Bsiré -le-Lièvre et Dami -l’Hyène : l’histoire des courges
(N°11) Cette année-là, le ciel avait fermé ses vannes et la pluie s’était fait rare. La terre avait séché plus d’une fois et s’était fendue. Les marigots avaient fini d’engloutir les quelques gouttes d’eau qui restaient au fond des puits. La nature et la végétation s’étaient fanées et les fleurs avaient aussi séché. La famine s’était invitée chez de la population qui avait croupi et avait soupiré après le bon vieux temps où la nourriture se servait à provision et le reste versé sans même aviser son voisin. Chacun se dérobait et faisait tout son possible dans ces moments peu commodes pour essayer de survivre.
C’est donc pendant ces moments de rare détresse que les deux voisins d’antan se sont entendus pour aller chercher de la nourriture. Bsiré-le-Lièvre et Dami-l’Hyiène avaient donc parcouru tout le pays sans rien trouver. Ils décidèrent d’aller encore plus loin, dans d’autres contrées où la famine ne s’était pas encore entièrement installée. C’était là-bas où finalement ils trouvèrent et achetèrent des courges qu’ils ramenèrent à la maison.
Chez Bsiré, la famine s’était tellement installée au point que certains membres de la famille commencèrent à crever. Et c’était plus qu’une bonne nouvelle lorsque Bsiré le père arriva à la maison avec les courges sur lesquelles ils se rabattirent comme des maudits ; ces aliments qui, quelques temps auparavant, n’attiraient aucune attention. Sans attendre, Bsiré et les siens avaient fini de cuire leurs aliments qu’ils mangèrent précipitamment. Du coup, la faim qui semblait se retirer pendant quelques moments, s’était encore malheureusement invitée, et reprit pleine vie dans son domicile.

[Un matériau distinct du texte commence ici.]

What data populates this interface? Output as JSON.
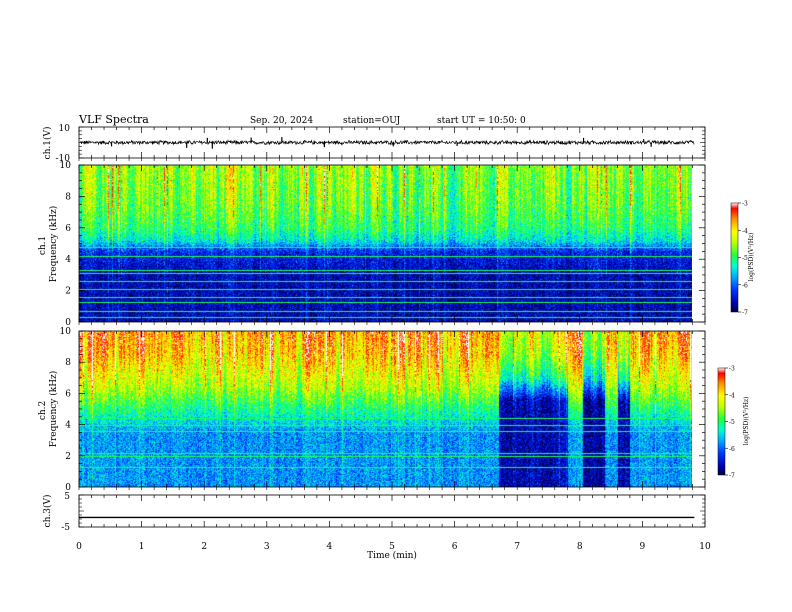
{
  "header": {
    "title": "VLF Spectra",
    "date": "Sep. 20, 2024",
    "station": "station=OUJ",
    "start": "start UT =  10:50: 0"
  },
  "chart_data": [
    {
      "type": "line",
      "name": "ch1-waveform",
      "ylabel": "ch.1(V)",
      "ylim": [
        -10,
        10
      ],
      "yticks": [
        "10",
        "-10"
      ],
      "xlim": [
        0,
        10
      ],
      "x_end": 9.83,
      "baseline": 0,
      "noise_amplitude": 1.2,
      "spikes": [
        {
          "x": 0.52,
          "y": -2.5
        },
        {
          "x": 1.72,
          "y": -3.5
        },
        {
          "x": 2.05,
          "y": 3.0
        },
        {
          "x": 2.13,
          "y": -4.0
        },
        {
          "x": 2.75,
          "y": 3.2
        },
        {
          "x": 3.24,
          "y": 3.5
        },
        {
          "x": 3.92,
          "y": -3.0
        },
        {
          "x": 5.02,
          "y": -2.5
        },
        {
          "x": 6.04,
          "y": -2.2
        },
        {
          "x": 8.06,
          "y": 3.0
        },
        {
          "x": 9.02,
          "y": 2.2
        },
        {
          "x": 9.14,
          "y": -2.8
        }
      ]
    },
    {
      "type": "heatmap",
      "name": "ch1-spectrogram",
      "ylabel": "ch.1\nFrequency (kHz)",
      "ylim": [
        0,
        10
      ],
      "yticks": [
        "0",
        "2",
        "4",
        "6",
        "8",
        "10"
      ],
      "xlim": [
        0,
        10
      ],
      "x_end": 9.83,
      "log_psd_range": [
        -7,
        -3
      ],
      "profile": [
        {
          "f": 0.0,
          "v": -6.6
        },
        {
          "f": 3.0,
          "v": -6.6
        },
        {
          "f": 4.5,
          "v": -6.3
        },
        {
          "f": 5.2,
          "v": -5.4
        },
        {
          "f": 6.0,
          "v": -5.0
        },
        {
          "f": 7.5,
          "v": -4.7
        },
        {
          "f": 10.0,
          "v": -4.5
        }
      ],
      "lines_khz": [
        0.3,
        0.7,
        1.3,
        1.6,
        2.1,
        2.6,
        3.1,
        3.3,
        4.2,
        4.8
      ]
    },
    {
      "type": "heatmap",
      "name": "ch2-spectrogram",
      "ylabel": "ch.2\nFrequency (kHz)",
      "ylim": [
        0,
        10
      ],
      "yticks": [
        "0",
        "2",
        "4",
        "6",
        "8",
        "10"
      ],
      "xlim": [
        0,
        10
      ],
      "x_end": 9.83,
      "log_psd_range": [
        -7,
        -3
      ],
      "profile": [
        {
          "f": 0.0,
          "v": -5.8
        },
        {
          "f": 3.5,
          "v": -5.8
        },
        {
          "f": 5.0,
          "v": -5.1
        },
        {
          "f": 6.5,
          "v": -4.4
        },
        {
          "f": 8.5,
          "v": -3.8
        },
        {
          "f": 10.0,
          "v": -3.6
        }
      ],
      "quiet_intervals": [
        [
          6.7,
          7.8
        ],
        [
          8.05,
          8.4
        ],
        [
          8.6,
          8.8
        ]
      ],
      "quiet_profile": [
        {
          "f": 0.0,
          "v": -6.6
        },
        {
          "f": 5.5,
          "v": -6.6
        },
        {
          "f": 7.0,
          "v": -5.2
        },
        {
          "f": 8.5,
          "v": -4.5
        },
        {
          "f": 10.0,
          "v": -4.2
        }
      ],
      "lines_khz": [
        1.3,
        2.0,
        2.2,
        3.6,
        4.0,
        4.4
      ]
    },
    {
      "type": "line",
      "name": "ch3-waveform",
      "ylabel": "ch.3(V)",
      "ylim": [
        -5,
        5
      ],
      "yticks": [
        "5",
        "-5"
      ],
      "xlim": [
        0,
        10
      ],
      "x_end": 9.83,
      "baseline": -2.0,
      "xlabel": "Time (min)",
      "xticks": [
        "0",
        "1",
        "2",
        "3",
        "4",
        "5",
        "6",
        "7",
        "8",
        "9",
        "10"
      ]
    }
  ],
  "colorbar": {
    "label": "log(PSD)(V²/Hz)",
    "ticks": [
      "-3",
      "-4",
      "-5",
      "-6",
      "-7"
    ],
    "range": [
      -7,
      -3
    ]
  }
}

Pendant ce temps, Dami, les bébés hyènes, ainsi que leur maman, gloutonnes comme cela s’entend, prirent, au moins cette fois-là, les précautions de ménager les maigres provisions pour survivre à la faim dont ils ne voyaient pas encore arriver la fin.

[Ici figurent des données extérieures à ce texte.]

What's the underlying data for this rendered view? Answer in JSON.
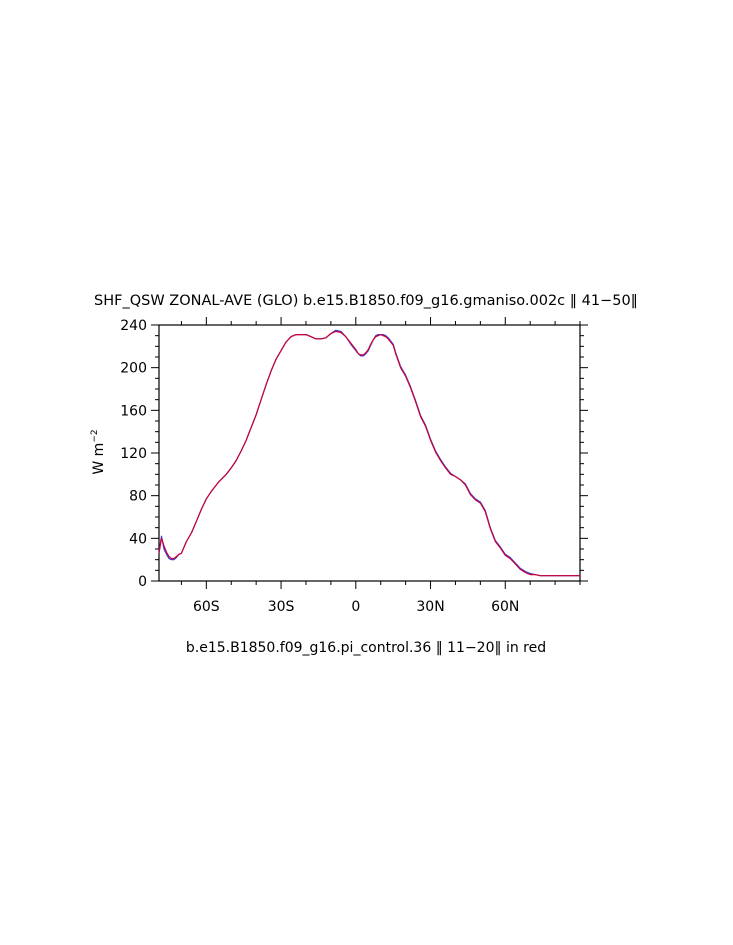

Très envieux et éprouvé, Bsiré pensa beaucoup et décida alors d’aller soutirer les courges de Dami. Il fit manger de l’herbe à ses petits à faire écumer leur bouche. Tous arrivèrent chez Dami en titubant. Dami et sa famille se préparaient à cuire leurs courges.
- Dami, nous avons acheté ces courges, mais ce n’est pas de la bonne nourriture ; c’est un véritable poison. Regarde mes enfants mourant. C’est à jeter sans tarder !
Voyant cette scène inédite, Dami, sans se fatiguer de trop penser et de goûter ses aliments convoités, décida de s’en débarrasser ; elle les jeta coléreusement dans la broussaille.
Bsiré, qui avait surveillé son amie pendant que cette dernière se débarrassait de ses aliments, vint de nuit avec sa famille ramasser les courges pour les ramener chez lui jubilant, tandis que la pauvre Dami cocue commença à mourir, affamée, avec toute sa famille.